そして——白目をむき、苦《く》悶《もん》の表情のまま、息絶えているのだ!
「あ……あ……」
さすがに倫子もショックで体が震えた。しかし、なぜかコーヒーの盆を、傍《そば》のテーブルに置く余裕はあった。
どうしよう?——そうだ、電話!
電話へ手を伸ばすと、いやでも死人の顔が目に入った。
この男は——。倫子はハッとした。
滝田だ! あの高津智子に思いを寄せていた数学の教師である。
どうしてこんな所で?
肩先が見えているが、むき出しのままだった。どうやら裸《はだか》で寝ているらしい。
ともかく電話だ。
受話器を取り上げたとき、
「——動かないで」
と声がした。
振り向いて、またギョッとした。
中山久仁子が、拳《けん》銃《じゆう》を持って、立っていたのだ。
「受話器を置いて」
中山久仁子は、確かに風呂に入ってはいたらしい。バスタオルを体に巻きつけただけという格好だったのである。
「早く置いて」
仕方ない。倫子も、冒険は好きだが、撃《う》たれるのは好きじゃなかった。
「まあ、あなたは……」
と、中山久仁子は倫子だと気付いたらしい。
「あの——アルバイトで」
と、倫子は言った。
「そう」
中山久仁子は、見たところ落ちついているが、実際はかなり動《どう》揺《よう》しているようだった。
「あの——この人は?」
「死んでるのよ。私が殺したわけじゃない。本当よ! でもね、この拳《けん》銃《じゆう》でやられてるの。私がやったと思われても仕方ないわね」
「だけど——」
「この拳銃だって、もちろん違《い》法《ほう》だし」
中山久仁子は、ゆっくりと倫子の方へやって来た。「——あなたにしゃべられると、困ることになるわ」
「私、口が固いので有名なんです」
「手伝ってもらうわよ」
「手伝う?」
「これをどこかへ運ぶの」
「これ……って?」
「死体に決ってるでしょ」
倫子はゴクリとツバをのみ込んだ。
「私、あんまり力がないんですけど……」
「やってもらうわよ」
銃《じゆう》口《こう》がぐいと近づくと、倫子はあわてて、
「やります!」
と言った。
「それでいいわ。——ドアを閉めて。チェーンをかけて。——そこの椅《い》子《す》に座るのよ」
倫子が言われた通りにすると、中山久仁子はすぐ手の届く所に拳銃を置いて、服を着始めた。

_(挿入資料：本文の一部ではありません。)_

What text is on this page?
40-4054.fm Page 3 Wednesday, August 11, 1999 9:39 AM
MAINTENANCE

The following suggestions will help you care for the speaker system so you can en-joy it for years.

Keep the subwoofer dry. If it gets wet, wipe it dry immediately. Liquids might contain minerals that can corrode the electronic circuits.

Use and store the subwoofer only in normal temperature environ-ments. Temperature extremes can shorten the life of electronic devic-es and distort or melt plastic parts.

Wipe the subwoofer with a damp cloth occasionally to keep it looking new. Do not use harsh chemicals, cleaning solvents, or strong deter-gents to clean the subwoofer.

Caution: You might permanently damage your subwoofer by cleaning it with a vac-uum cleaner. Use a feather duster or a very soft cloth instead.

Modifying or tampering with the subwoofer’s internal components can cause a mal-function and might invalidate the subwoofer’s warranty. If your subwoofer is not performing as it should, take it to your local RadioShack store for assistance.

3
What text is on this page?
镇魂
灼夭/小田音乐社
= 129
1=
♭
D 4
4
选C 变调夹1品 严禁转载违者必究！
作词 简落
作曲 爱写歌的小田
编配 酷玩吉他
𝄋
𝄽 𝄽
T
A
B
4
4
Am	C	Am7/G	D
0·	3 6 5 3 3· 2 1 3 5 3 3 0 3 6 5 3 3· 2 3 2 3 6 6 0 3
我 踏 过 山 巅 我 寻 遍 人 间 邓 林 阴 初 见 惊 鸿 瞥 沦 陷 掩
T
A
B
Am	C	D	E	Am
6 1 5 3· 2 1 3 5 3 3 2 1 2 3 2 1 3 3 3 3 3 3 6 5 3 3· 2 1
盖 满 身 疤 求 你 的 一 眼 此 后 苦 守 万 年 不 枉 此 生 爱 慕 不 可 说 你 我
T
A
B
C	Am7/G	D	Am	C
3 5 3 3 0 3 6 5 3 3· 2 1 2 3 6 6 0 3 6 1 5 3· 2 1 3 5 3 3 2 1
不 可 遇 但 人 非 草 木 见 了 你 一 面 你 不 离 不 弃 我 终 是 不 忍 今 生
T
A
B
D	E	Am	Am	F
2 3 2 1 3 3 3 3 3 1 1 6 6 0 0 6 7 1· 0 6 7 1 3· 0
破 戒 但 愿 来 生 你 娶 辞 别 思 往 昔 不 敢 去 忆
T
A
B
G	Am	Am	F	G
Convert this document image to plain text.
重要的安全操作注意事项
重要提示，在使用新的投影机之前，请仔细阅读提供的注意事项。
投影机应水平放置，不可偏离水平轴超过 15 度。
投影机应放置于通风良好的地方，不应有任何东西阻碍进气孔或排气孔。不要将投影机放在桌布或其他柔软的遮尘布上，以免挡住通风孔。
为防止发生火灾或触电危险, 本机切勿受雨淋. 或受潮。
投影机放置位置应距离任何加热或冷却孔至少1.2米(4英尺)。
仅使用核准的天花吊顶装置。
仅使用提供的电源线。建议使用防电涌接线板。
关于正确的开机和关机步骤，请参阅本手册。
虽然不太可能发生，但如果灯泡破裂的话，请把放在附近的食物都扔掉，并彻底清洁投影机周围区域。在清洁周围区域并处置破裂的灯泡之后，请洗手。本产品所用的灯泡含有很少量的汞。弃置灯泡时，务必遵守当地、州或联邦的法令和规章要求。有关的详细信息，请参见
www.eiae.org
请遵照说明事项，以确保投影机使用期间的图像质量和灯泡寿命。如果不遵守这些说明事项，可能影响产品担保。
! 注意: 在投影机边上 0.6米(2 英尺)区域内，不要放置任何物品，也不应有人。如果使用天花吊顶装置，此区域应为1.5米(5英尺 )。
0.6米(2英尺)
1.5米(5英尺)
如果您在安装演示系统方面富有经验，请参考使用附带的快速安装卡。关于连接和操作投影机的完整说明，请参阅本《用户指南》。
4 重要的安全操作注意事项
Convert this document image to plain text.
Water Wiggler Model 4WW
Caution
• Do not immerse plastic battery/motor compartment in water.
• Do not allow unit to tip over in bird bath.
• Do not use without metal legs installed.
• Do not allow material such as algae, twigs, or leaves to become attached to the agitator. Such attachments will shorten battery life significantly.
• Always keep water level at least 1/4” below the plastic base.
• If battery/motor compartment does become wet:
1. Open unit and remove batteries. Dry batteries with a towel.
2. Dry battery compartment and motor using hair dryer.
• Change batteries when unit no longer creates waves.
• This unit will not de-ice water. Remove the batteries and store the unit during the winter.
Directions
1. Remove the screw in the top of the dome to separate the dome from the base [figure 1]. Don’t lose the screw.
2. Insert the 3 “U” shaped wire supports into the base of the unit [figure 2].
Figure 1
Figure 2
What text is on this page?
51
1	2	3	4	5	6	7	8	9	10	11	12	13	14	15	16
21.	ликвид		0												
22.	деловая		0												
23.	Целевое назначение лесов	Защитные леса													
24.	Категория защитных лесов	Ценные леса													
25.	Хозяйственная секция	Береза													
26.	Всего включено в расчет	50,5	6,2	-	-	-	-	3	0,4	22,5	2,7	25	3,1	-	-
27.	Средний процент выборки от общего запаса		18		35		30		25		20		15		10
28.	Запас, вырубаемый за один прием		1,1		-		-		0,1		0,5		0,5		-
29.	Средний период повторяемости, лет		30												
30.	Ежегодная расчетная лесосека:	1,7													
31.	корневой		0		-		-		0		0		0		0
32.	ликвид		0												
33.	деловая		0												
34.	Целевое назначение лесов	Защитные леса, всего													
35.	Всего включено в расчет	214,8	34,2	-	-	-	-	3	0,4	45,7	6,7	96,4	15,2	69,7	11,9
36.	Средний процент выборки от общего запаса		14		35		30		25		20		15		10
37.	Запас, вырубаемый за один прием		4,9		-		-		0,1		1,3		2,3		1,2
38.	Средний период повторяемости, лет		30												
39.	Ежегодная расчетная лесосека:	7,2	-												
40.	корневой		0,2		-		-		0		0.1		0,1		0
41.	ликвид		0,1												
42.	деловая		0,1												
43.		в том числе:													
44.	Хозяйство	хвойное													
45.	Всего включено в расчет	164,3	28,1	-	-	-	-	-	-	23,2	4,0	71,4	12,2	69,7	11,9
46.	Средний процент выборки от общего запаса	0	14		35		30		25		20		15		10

「男のボーイだったら、ちょっと困ったことになったわね」
と、中山久仁子は、引きつったような笑顔になる。「バーは一時まで開いてたわね」
「ええ……」
「じゃ、二時まで待ちましょう。それから、二人でこれを運び出すの」
「でも——どこへですか?」
「それはこれから考えるわ」
中山久仁子は、拳銃を手に、椅子に腰をおろした。